Intitulé « Rôle des organisations féminines du secteur informel dans le renforcement des activités économiques des femmes dans la ville d’Uvira », ce travail s’intéresse à la contribution des organisations féminines au développement des activités économiques des femmes dans la ville d’Uvira.
Dans son étude, Godelive Lugambo rappelle que l’économie informelle constitue une importante source d’emplois et de revenus dans les pays en développement. Les femmes y occupent notamment une place importante dans le petit commerce et le commerce transfrontalier.
Selon elle, à Uvira, le contexte frontalier et portuaire favorise la pratique de plusieurs activités économiques par les femmes. Celles-ci s’organisent notamment à travers des groupes d'entraide, des Associations villageoises d’épargne et de crédit (AVEC), des groupes SILC/CECI, des tontines, des likilimba ainsi que des réseaux de commerçantes transfrontalières et des groupes liés aux activités portuaires.

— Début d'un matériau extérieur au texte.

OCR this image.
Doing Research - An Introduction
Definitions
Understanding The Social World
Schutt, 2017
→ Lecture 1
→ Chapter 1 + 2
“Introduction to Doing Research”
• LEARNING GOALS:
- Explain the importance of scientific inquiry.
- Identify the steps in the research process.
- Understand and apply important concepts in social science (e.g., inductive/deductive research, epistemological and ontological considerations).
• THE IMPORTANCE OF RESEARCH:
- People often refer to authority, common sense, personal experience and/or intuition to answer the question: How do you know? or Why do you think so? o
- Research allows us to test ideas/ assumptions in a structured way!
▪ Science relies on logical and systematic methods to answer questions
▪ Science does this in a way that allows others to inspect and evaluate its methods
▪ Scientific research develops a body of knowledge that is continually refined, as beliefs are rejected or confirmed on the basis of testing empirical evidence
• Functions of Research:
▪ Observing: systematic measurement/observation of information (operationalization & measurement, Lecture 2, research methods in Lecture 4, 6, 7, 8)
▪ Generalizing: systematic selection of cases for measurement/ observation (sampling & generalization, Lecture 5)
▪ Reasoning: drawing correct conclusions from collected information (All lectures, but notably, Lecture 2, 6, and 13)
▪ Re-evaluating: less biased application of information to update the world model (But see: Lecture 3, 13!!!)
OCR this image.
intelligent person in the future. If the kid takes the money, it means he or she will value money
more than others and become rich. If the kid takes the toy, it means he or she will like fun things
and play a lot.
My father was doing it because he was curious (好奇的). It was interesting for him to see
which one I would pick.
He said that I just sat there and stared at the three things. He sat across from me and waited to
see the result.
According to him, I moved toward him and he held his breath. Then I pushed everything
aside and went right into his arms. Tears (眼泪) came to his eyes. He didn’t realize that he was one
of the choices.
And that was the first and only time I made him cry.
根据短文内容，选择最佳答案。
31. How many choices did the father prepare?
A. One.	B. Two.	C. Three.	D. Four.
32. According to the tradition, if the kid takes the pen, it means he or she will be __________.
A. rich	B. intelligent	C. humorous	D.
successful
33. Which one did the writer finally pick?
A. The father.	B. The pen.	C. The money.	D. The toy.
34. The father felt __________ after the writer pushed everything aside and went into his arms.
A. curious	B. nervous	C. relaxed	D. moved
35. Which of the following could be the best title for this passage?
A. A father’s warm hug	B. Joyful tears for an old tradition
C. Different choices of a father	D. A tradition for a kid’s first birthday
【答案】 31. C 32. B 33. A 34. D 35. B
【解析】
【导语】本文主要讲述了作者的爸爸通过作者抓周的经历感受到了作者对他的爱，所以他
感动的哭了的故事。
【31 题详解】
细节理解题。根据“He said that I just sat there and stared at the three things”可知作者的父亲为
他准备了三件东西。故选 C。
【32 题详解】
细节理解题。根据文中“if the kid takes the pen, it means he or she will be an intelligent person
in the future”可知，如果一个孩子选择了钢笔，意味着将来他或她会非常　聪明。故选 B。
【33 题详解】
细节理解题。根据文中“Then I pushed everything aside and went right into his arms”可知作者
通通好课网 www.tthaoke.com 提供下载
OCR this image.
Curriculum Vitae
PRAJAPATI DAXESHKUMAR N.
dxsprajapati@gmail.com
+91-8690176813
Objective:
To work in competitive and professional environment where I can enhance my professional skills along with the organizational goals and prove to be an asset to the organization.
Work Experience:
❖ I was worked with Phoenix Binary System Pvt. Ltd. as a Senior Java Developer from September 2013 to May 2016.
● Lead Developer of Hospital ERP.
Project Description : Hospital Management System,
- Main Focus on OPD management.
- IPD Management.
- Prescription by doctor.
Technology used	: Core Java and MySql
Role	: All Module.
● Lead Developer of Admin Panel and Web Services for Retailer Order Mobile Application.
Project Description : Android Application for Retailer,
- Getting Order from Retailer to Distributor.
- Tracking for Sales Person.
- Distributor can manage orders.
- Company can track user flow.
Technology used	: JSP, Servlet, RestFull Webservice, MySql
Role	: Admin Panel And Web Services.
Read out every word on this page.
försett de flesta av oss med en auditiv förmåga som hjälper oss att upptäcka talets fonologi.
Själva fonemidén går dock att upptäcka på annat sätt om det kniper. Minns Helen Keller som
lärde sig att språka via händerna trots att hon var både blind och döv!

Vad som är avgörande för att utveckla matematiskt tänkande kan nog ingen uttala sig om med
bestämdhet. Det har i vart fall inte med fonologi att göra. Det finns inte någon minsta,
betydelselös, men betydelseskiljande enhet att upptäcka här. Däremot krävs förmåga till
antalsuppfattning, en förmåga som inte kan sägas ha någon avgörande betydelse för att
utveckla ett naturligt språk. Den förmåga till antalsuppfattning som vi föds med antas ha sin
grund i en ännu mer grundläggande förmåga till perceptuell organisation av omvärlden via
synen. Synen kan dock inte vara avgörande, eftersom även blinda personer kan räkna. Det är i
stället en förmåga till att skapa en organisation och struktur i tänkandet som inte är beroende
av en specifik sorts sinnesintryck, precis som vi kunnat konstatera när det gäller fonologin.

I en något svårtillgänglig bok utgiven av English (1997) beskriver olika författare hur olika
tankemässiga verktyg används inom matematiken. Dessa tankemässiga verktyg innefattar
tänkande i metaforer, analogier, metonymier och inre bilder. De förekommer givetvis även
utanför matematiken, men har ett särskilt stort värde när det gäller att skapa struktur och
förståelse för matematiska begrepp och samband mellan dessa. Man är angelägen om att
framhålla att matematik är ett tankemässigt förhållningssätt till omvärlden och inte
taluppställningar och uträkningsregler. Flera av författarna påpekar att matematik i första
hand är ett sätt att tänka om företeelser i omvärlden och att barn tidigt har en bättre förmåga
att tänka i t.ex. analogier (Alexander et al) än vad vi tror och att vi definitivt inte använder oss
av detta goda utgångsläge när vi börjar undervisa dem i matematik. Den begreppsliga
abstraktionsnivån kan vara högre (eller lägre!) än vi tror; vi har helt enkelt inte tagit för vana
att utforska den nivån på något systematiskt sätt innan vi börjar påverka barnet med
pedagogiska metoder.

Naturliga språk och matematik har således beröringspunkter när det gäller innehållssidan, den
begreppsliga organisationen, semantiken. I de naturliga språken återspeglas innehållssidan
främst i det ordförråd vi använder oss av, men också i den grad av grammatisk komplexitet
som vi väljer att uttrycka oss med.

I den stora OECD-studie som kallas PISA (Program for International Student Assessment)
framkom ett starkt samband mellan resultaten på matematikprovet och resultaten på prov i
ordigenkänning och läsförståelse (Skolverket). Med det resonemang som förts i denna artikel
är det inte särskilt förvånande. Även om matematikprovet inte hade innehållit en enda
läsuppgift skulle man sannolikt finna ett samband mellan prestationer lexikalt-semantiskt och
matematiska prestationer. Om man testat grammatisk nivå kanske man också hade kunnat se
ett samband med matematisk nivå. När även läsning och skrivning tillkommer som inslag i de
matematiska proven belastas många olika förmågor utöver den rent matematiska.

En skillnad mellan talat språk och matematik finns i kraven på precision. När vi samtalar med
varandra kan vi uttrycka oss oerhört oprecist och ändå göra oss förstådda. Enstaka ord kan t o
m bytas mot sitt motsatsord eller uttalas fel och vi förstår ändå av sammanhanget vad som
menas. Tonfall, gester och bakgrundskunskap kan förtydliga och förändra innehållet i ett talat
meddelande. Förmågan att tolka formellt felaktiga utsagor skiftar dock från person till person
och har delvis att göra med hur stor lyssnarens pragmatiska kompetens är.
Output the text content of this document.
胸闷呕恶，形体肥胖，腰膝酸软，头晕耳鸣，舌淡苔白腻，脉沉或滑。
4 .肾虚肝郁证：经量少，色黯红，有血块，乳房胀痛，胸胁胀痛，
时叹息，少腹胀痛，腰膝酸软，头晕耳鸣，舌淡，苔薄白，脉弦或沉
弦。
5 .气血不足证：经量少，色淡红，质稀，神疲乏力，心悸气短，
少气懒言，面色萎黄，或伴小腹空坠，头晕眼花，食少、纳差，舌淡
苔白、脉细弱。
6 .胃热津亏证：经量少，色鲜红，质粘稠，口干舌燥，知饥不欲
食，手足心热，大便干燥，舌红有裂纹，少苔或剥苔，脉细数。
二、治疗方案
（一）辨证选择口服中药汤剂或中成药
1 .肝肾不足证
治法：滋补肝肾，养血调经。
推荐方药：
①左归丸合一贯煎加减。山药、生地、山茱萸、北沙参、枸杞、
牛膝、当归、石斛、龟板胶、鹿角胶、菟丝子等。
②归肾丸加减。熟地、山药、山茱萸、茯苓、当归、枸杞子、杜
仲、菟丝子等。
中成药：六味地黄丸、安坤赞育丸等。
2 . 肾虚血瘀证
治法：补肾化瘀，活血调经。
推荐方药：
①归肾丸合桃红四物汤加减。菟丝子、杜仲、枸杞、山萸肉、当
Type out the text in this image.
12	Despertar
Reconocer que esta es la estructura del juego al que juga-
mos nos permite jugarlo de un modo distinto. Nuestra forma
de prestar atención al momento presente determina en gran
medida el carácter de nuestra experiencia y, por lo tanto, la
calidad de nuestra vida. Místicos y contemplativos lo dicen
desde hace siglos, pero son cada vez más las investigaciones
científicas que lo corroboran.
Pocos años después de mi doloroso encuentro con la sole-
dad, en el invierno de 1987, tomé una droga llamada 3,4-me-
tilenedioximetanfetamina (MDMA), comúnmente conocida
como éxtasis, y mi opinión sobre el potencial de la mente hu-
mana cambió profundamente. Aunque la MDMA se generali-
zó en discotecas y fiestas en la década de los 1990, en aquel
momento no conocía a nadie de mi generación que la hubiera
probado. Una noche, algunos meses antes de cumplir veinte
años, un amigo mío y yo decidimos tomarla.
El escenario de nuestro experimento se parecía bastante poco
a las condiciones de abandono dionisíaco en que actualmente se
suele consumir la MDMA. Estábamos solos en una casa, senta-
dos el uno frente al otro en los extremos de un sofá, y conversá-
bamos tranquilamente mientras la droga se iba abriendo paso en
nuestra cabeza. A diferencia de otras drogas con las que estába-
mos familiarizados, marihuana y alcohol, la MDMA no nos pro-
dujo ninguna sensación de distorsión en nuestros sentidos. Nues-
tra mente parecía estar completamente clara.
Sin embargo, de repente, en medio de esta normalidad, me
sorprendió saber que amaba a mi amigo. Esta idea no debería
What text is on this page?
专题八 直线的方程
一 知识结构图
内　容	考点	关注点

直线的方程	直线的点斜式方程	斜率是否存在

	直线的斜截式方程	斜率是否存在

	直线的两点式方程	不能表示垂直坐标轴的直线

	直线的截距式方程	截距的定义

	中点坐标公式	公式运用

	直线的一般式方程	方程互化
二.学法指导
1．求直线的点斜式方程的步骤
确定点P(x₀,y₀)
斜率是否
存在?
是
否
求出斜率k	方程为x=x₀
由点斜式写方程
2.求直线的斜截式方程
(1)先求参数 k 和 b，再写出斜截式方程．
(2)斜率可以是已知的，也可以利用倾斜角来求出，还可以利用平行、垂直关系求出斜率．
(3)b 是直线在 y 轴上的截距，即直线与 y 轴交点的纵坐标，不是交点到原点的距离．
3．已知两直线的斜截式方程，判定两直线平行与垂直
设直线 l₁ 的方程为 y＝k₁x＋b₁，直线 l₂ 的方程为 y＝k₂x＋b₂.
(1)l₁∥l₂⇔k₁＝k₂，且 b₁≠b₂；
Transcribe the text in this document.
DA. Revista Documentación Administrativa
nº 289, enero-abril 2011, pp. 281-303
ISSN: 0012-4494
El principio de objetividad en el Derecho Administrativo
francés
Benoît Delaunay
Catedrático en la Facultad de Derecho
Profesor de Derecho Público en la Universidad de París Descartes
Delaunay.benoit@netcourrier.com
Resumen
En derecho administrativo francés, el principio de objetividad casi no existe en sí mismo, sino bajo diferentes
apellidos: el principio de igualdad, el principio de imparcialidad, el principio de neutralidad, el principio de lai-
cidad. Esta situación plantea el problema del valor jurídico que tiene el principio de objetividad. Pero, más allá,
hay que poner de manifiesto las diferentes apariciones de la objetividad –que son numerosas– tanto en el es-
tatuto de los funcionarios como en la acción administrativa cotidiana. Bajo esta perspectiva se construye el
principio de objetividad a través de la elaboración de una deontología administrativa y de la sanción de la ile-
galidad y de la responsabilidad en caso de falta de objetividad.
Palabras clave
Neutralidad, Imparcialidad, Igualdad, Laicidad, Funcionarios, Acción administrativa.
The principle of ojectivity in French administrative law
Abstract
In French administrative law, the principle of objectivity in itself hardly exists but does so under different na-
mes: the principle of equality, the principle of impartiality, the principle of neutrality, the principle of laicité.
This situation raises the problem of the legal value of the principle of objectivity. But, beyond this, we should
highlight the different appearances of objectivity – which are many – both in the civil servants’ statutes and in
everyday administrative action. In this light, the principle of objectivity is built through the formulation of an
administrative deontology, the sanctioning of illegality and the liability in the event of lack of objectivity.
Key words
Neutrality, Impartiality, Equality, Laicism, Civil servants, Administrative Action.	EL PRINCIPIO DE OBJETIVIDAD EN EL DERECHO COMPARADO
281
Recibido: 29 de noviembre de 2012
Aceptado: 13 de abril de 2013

Selon l’étude, ces organisations fonctionnent principalement autour de l’épargne et du crédit, de la solidarité et de l’entraide, des réunions et contributions régulières, ainsi que de règles internes et de mécanismes de leadership.
Elles permettent également aux femmes de partager des informations sur les marchés et de développer leurs réseaux commerciaux. Toutefois, le niveau de formalisation varie d’une organisation à une autre.
Le travail relève que ces structures contribuent à permettre aux femmes d’accéder à l’épargne et aux microcrédits, de financer ou de maintenir leurs activités économiques, mais aussi de renforcer leurs compétences en matière de gestion et de négociation.
Elles favorisent également le développement du leadership et de la capacité de prise de décision des femmes, tout en constituant un mécanisme de solidarité face aux différentes crises auxquelles elles peuvent être confrontées.
Le résultat transversal de l’étude montre que les organisations féminines renforcent la capacité des femmes à maintenir et à développer leurs activités économiques.
Parmi les objectifs de cette recherche figuraient notamment l’identification des différentes formes d’organisations féminines du secteur informel présentes à Uvira, l’analyse de leur fonctionnement et de leur soutien aux activités économiques des femmes, ainsi que l’identification des contraintes organisationnelles, institutionnelles et économiques qui influencent leur rôle.